Raycasting Point Clouds has mistake and slow

Hi, first of all thanks to authors and the community for this wonderfull framework. It looks very promising for our project. I want to learn more and utilize fully in my project too.

Right now I am using threejs to visualize Point Clouds. I want to be able to pick individual points from the cloud. I used raycaster to get intersects of my points object.
in mouse move event:

  mouse.x = ( ( event.clientX - renderer.domElement.offsetLeft ) / window.innerWidth ) * 2 - 1;
  mouse.y = - ( ( event.clientY - renderer.domElement.offsetTop ) / window.innerHeight ) * 2 + 1;

in animate fnc:

    raycaster.setFromCamera( mouse, this.camera );
    intersects = raycaster.intersectObject( particles );

then I change attributes of the particles which is a Points object. Then render. I can get the selected point to change color. I get the mouse position by mousemove event. So ray casting has to run every time I move mouse over the document. With 100 000 points it is quite slow. Also when there are many points close by it outputs quite off from what mouse points to.

Why is the a mistake in selecting correct point by raycaster? Do I need to do some setting?
Also is there a faster way to get points which my mouse points to? Is this raycasting done on CPU? Can we utilize GPU to make it faster?

Thanks in advance

Yes, Points.raycast() holds the actual implementation.

The ray/points intersection test is an approximation and uses a threshold value, see https://threejs.org/docs/index.html#api/en/core/Raycaster.params. You can try to tweak this value in order to get more precise results.

You can try to use some sort of GPU picking. However, I don’t know how good it works with points.

I see. Ok I will try some GPU based solutions and let you know of the result. Thanks.

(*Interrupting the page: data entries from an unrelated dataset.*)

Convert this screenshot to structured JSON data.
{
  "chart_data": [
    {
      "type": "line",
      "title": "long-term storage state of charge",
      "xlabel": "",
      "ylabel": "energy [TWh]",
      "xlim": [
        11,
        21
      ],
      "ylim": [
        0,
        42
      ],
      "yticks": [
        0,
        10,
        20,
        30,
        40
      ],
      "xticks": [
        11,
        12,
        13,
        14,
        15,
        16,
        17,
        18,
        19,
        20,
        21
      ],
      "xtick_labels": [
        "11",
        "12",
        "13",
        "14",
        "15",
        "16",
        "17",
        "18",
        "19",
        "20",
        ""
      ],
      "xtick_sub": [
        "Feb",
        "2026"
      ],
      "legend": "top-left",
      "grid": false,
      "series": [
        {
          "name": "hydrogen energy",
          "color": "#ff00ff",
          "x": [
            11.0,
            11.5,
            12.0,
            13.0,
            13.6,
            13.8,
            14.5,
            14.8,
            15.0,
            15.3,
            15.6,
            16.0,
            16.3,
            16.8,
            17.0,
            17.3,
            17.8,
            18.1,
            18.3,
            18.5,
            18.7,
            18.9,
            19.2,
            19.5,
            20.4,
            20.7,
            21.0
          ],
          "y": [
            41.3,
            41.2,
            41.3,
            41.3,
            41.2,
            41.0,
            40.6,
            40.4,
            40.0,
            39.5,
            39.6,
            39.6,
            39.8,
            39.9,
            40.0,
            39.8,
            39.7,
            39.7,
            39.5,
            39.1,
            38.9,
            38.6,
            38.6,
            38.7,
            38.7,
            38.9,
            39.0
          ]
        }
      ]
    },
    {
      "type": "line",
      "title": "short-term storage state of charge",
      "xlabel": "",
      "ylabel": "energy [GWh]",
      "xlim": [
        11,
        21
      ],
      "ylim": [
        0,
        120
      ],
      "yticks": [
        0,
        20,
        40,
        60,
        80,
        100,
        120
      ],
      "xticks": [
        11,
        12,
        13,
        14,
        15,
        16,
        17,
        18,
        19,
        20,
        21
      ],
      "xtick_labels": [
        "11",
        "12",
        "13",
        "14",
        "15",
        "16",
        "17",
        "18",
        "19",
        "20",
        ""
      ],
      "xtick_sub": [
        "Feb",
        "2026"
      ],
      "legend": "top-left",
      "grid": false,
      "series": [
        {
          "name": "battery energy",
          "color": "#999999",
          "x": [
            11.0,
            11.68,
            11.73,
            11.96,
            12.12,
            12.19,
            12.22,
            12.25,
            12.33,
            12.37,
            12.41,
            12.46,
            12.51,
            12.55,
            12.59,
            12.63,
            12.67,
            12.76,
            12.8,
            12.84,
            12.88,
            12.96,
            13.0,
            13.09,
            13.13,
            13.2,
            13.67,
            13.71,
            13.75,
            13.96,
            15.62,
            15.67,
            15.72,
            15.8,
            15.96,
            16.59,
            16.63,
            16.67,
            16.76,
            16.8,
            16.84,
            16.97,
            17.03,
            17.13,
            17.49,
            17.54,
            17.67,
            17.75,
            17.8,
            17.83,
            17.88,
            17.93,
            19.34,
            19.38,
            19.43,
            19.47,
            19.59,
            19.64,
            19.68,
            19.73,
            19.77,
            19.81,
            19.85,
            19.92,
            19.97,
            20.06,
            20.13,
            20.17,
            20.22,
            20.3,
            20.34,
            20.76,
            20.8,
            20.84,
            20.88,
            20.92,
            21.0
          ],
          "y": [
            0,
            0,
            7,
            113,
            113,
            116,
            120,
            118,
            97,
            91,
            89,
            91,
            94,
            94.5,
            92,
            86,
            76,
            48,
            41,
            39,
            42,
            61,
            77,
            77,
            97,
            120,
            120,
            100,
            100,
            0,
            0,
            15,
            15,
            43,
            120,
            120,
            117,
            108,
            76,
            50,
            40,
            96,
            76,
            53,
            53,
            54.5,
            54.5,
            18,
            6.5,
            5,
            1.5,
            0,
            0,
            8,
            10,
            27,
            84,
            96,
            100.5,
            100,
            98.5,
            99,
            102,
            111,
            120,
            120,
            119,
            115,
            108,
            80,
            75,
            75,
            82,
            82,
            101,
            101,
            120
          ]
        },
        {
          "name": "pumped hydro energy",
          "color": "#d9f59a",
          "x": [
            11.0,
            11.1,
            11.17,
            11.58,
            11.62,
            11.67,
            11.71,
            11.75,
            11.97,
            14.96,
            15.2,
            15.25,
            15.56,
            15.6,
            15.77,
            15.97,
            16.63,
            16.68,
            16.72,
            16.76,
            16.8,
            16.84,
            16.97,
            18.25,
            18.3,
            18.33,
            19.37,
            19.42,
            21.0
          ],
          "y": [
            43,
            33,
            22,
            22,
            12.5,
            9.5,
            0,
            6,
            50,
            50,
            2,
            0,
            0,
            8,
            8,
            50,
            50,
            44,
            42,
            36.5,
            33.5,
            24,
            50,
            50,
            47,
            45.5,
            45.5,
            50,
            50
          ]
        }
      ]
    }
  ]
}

If the point cloud is static, you can benefit greatly from employing a spatial index (still on CPU!). You will need to replace the raycast method, as I did with Mesh.raycast here: Octree injection for faster raycasting/raytracing

The principle is that you build the spatial index once, and then use it to accelerate multiple searches afterwards. An octree is just one among several possible options, and my implementation above is a bit naïve.